整篇文章中, $ \left\{X_{ni};i\geq1, n\geq1\right\} $为行间AANA阵列, 且混合系数为$ \left\{\mu(i), i\geq1\right\} $.正常数$ C $在不同的地方有所不同.

定理3.1  设$ \beta\geq -1 $, $ \left\{X_{ni};i\geq1, n\geq1\right\} $为行间AANA阵列, 且被随机变量$ X $随机控制.$ \left\{a_{ni};i\geq1, n\geq1\right\} $为满足(1.2)式, (1.3)式的常数阵列.

$ \big({\rm i}\big) $设$ 1<\theta<2 $, $ \sum\limits_{n = 1}^{\infty}\mu^{2}(n)<\infty $.若$ 1+\alpha+\beta<0 $, $ E|X|^{\theta}<\infty $, 则对任意的$ \varepsilon>0 $,

(3.1) $ \begin{equation} \sum\limits_{n = 1}^\infty n^{\beta}E\bigg(\max\limits_{1\leq j\leq n}\bigg|\sum\limits_{i = 1}^{j}a_{ni}X_{ni}\bigg|-\varepsilon\bigg)_{+}^{\theta}<\infty, \end{equation} $

以及

(3.2) $ \begin{equation} \sum\limits_{n = 1}^\infty n^{\beta}E\bigg(\bigg|\sum\limits_{i = 1}^{\infty}a_{ni}X_{ni}\bigg|-\varepsilon\bigg)_{+}^{\theta}<\infty. \end{equation} $

$ \big({\rm ii}\big) $若$ 1+\alpha+\beta = 0 $, 且

(3.3) $ \begin{equation} E|X|^{\theta}{\rm log}|X|<\infty, \end{equation} $

进一步假设$ EX_{ni} = 0 $, 当$ 1\leq\theta<2 $时, $ \sum\limits_{n = 1}^{\infty}\mu^{2}(n)<\infty $, 则(3.1)式和(3.2)式成立.
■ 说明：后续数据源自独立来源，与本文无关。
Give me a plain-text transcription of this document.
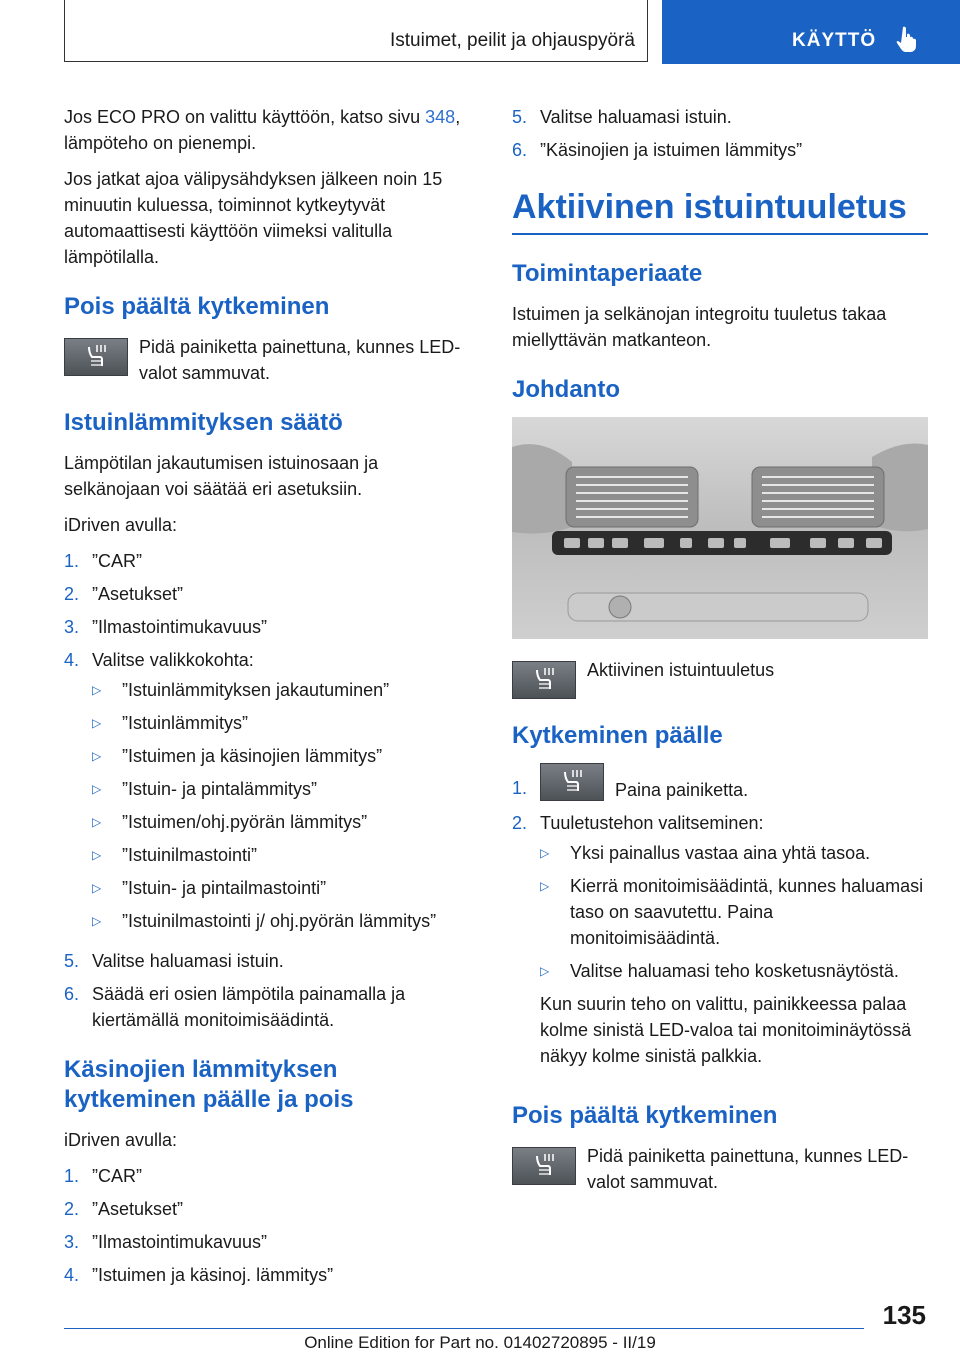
Istuimet, peilit ja ohjauspyörä	KÄYTTÖ

Jos ECO PRO on valittu käyttöön, katso sivu 348, lämpöteho on pienempi.

Jos jatkat ajoa välipysähdyksen jälkeen noin 15 minuutin kuluessa, toiminnot kytkeytyvät automaattisesti käyttöön viimeksi valitulla lämpötilalla.

Pois päältä kytkeminen

Pidä painiketta painettuna, kunnes LED-valot sammuvat.

Istuinlämmityksen säätö

Lämpötilan jakautumisen istuinosaan ja selkänojaan voi säätää eri asetuksiin.

iDriven avulla:

1. ”CAR”
2. ”Asetukset”
3. ”Ilmastointimukavuus”
4. Valitse valikkokohta:
▷	”Istuinlämmityksen jakautuminen”
▷	”Istuinlämmitys”
▷	”Istuimen ja käsinojien lämmitys”
▷	”Istuin- ja pintalämmitys”
▷	”Istuimen/ohj.pyörän lämmitys”
▷	”Istuinilmastointi”
▷	”Istuin- ja pintailmastointi”
▷	”Istuinilmastointi j/ ohj.pyörän lämmitys”
5. Valitse haluamasi istuin.
6. Säädä eri osien lämpötila painamalla ja kiertämällä monitoimisäädintä.
Käsinojien lämmityksen kytkeminen päälle ja pois

iDriven avulla:

1. ”CAR”
2. ”Asetukset”
3. ”Ilmastointimukavuus”
4. ”Istuimen ja käsinoj. lämmitys”
5. Valitse haluamasi istuin.
6. ”Käsinojien ja istuimen lämmitys”
Aktiivinen istuintuuletus
Toimintaperiaate

Istuimen ja selkänojan integroitu tuuletus takaa miellyttävän matkanteon.

Johdanto

Aktiivinen istuintuuletus

Kytkeminen päälle
1.	Paina painiketta.
2. Tuuletustehon valitseminen:
▷	Yksi painallus vastaa aina yhtä tasoa.
▷	Kierrä monitoimisäädintä, kunnes haluamasi taso on saavutettu. Paina monitoimisäädintä.
▷	Valitse haluamasi teho kosketusnäytöstä.

Kun suurin teho on valittu, painikkeessa palaa kolme sinistä LED-valoa tai monitoiminäytössä näkyy kolme sinistä palkkia.

Pois päältä kytkeminen

Pidä painiketta painettuna, kunnes LED-valot sammuvat.

135
Online Edition for Part no. 01402720895 - II/19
$ \big({\rm iii}\big) $若$ 1+\alpha+\beta>0 $, $ \beta>-1 $以及

(3.4) $ \begin{equation} E|X|^{s}<\infty, \; s = \theta+\frac{1+\alpha+\beta}{r}. \end{equation} $

进一步假设$ EX_{ni} = 0 $, $ \sum\limits_{n = 1}^{\infty}\mu^{1/(p-1)}(n)<\infty $, $ p\in (3\cdot2^{k-1}, 4\cdot2^{k-1}] $, 并且

(3.5) $ \begin{equation} p>\max\left\{2, s, \frac{2\big(1+\beta\big)}{r\big(2-\theta\big)-\alpha}\right\}, \end{equation} $

其中$ s\geq1 $, $ k $为正整数, 则(3.1)式和(3.2)式成立.

注3.1  定理3.1不仅把定理1.1关于行间NA阵列的结果扩展到了AANA阵列的情况, 而且考虑了$ 1+\alpha+\beta<0 $的情形, 从而补充了Baek等^[1]的结论.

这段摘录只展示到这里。